Pacino and Noftle (2011) are two other researchers who sought to explore digital technologies impacting the role of literacy in education. They believe that our classrooms are the primary vehicles for literacy development, and students should be provided a balance of literacy types to promote that development. The authors believe
As educators who prepare citizens for a global, digital age, we must find new ways of teaching in a world of digital, multimedia literacy. Critical thinking skills must be implemented in an effort to examine and assess various media environments in terms of the reliability and validity of information, as well as the ethical implications of a digital world. (Pacino & Noftle, 2011, p. 478)
Pacino and Noftle’s (2011) article reviews the debate of the definition of literacy for the 21st-century global, digital societies. They acknowledge a debate between those that advocate traditional reading methods, and those who see great potential in multiple, multimodal literacies. Digital technologies have multiple uses for students in classrooms today. Reading instruction can be supplemented with access digital texts. Reading texts in a digital form can motivate students as well as improve their reading fluency. Reading success can be influenced by the students’ ability to manipulate the texts while reading with features of note-taking, changing font size, text-to-speech features, and the use of a dictionary to define unknown vocabulary. Reutzel and Cooter (2003) believe that “when improving the accuracy, rate, and prosodic features of fluency, it is important to provide students with engaging instructional methods and strategies on a daily basis” (as cited in Thoermer & Williams, 2012, p. 442). To support the development of students’ reading fluency, Thoermer and Williams (2012) suggest motivating activities such as using digital texts for scripts during Reader’s Theatre, and a variety of ways to use “StoryLine Online”. They believe, “incorporating fluency lessons using digital texts, such as listening to read-alouds and performing Reader’s Theatre, can strengthen students’ accuracy, automaticity, and prosody skills” (Thoermer & Williams, 2012, p. 445).

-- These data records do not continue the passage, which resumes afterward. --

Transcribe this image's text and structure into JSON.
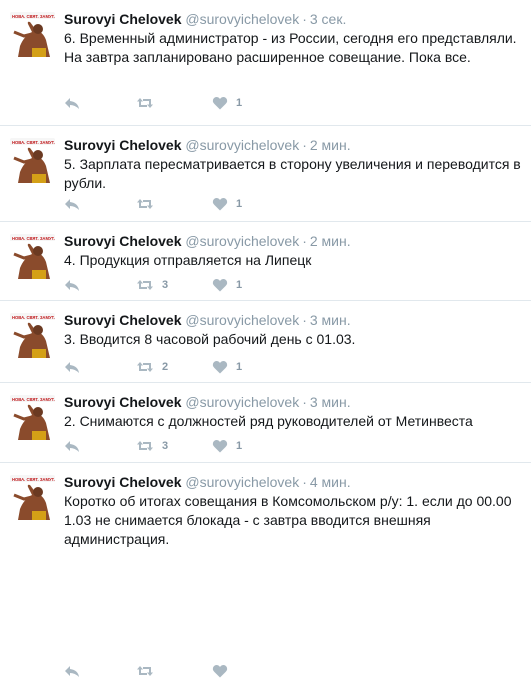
{
  "tweets": [
    {
      "name": "Surovyi Chelovek",
      "handle": "@surovyichelovek",
      "time": "3 сек.",
      "text": "6. Временный администратор - из России, сегодня его представляли. На завтра запланировано расширенное совещание. Пока все.",
      "retweets": "",
      "likes": "1"
    },
    {
      "name": "Surovyi Chelovek",
      "handle": "@surovyichelovek",
      "time": "2 мин.",
      "text": "5. Зарплата пересматривается в сторону увеличения и переводится в рубли.",
      "retweets": "",
      "likes": "1"
    },
    {
      "name": "Surovyi Chelovek",
      "handle": "@surovyichelovek",
      "time": "2 мин.",
      "text": "4. Продукция отправляется на Липецк",
      "retweets": "3",
      "likes": "1"
    },
    {
      "name": "Surovyi Chelovek",
      "handle": "@surovyichelovek",
      "time": "3 мин.",
      "text": "3. Вводится 8 часовой рабочий день с 01.03.",
      "retweets": "2",
      "likes": "1"
    },
    {
      "name": "Surovyi Chelovek",
      "handle": "@surovyichelovek",
      "time": "3 мин.",
      "text": "2. Снимаются с должностей ряд руководителей от Метинвеста",
      "retweets": "3",
      "likes": "1"
    },
    {
      "name": "Surovyi Chelovek",
      "handle": "@surovyichelovek",
      "time": "4 мин.",
      "text": "Коротко об итогах совещания в Комсомольском р/у: 1. если до 00.00 1.03 не снимается блокада - с завтра вводится внешняя администрация.",
      "retweets": "",
      "likes": ""
    }
  ],
  "colors": {
    "text": "#14171a",
    "muted": "#8899a6",
    "divider": "#e1e8ed"
  },
  "icons": [
    "reply-icon",
    "retweet-icon",
    "like-icon"
  ]
}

In their article, Eric Walters and Michael Baum (2011) provide points and counterpoints as to whether or not the iPad will revolutionize education. Walters believes that tablets are truly a new platform for classroom computing. Instructors at Marymount School of New York, found success as they changed teaching and learning through using apps such as Writer’s Studio, Sketchbook Pro, and Doodle Buddy. Over the summer, 25 teachers at Marymount School received iPads and were challenged to redesign their curriculum with whatever apps they wanted. For less than $200, Walters created more innovative learning activities for his students using a tablet device. He believes the iPad allows for portability and a kinesthetic interaction that a laptop cannot provide. Walters (2011) believes “by providing our faculty with the tools and the opportunity to experiment, we have been able to develop and implement learning activities at the higher level ‘create’ of Bloom’s Taxonomy. And scaling new heights is really what revolutions are all about” (p.7). Michael Baum, on the other hand, believes teachers are really the ones who can revolutionize education, and he challenges tablet developers to make things easier and more effective for them. He does not argue the possibility that iPads can revolutionize education but describes more of the challenges for tablet developers to use all the unique capabilities of tablets to address all the complexities necessary to make the revolution happen.
In summary, this review of literature validates the justifications for an investigation into using iPads to develop kindergarten students’ basic literacy skills. Direct instruction and the practice of reading subskills in early childhood are vital to students’ future reading success. The iPad is suggested to be an invaluable tool to teachers and students in the process of differentiating instruction to meet the needs and interests of many students, all at the same time. Although the iPad as a learning tool for literacy has not yet been extensively researched, there are indications from the literature to support its use to successfully develop young students’ reading skills.